Received 12 May 2013; Accepted 5 June 2013

Academic Editors: D. C. Alpini, K. Ishikawa, T. Just, M. Sone, and D. Thurnher

Copyright © 2013 Balázs Liktor et al. This is an open access article distributed under the Creative Commons Attribution License, which permits unrestricted use, distribution, and reproduction in any medium, provided the original work is properly cited.

Abstract

Genetic predisposition of otosclerosis has long been suspected, but unclarified. Unique coexpression pattern of measles virus receptor (CD46) splicing isoforms in the human otic capsule is assumed, since otosclerosis is a measles virus-associated organ-specific disease.
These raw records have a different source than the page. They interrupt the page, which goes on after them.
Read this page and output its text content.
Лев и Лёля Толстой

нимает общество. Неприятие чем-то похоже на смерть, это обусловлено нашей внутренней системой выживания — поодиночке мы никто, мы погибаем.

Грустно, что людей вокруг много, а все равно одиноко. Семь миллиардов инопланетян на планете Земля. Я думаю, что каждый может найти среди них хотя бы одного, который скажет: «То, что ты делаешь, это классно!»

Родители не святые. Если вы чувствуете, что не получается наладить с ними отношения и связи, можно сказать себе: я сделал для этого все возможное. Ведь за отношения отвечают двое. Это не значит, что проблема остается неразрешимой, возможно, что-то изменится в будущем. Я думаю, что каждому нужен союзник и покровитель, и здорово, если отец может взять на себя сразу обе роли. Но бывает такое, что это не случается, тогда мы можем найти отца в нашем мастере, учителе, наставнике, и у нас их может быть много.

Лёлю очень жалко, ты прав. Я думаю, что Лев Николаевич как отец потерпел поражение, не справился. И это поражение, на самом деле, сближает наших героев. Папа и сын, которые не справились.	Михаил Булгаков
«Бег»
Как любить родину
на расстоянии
In order to identify CD46 involved in the pathogenesis of otosclerosis, we used representative groups of histologically diagnosed otosclerotic, nonotosclerotic, and normal stapes footplates . Consecutive histopathological examinations and CD46-specific Western blot analysis were performed. Normal and nonotosclerotic stapes footplates showed consistent expression of the conventional c, d, e, f, and l CD46 isoforms. In contrast, four novel isoforms (os1–4) translated as intact proteins were additionally detected in each otosclerotic specimen. The study herein presented provides evidence for the otosclerosis-associated expression pattern of CD46. This finding might explain the organ-specific, virus-associated and autoimmune-inflammatory pathogenesis of otosclerosis. Regarding our current knowledge, this is the first report that confirms the presence of four new disease-specific protein variants of CD46.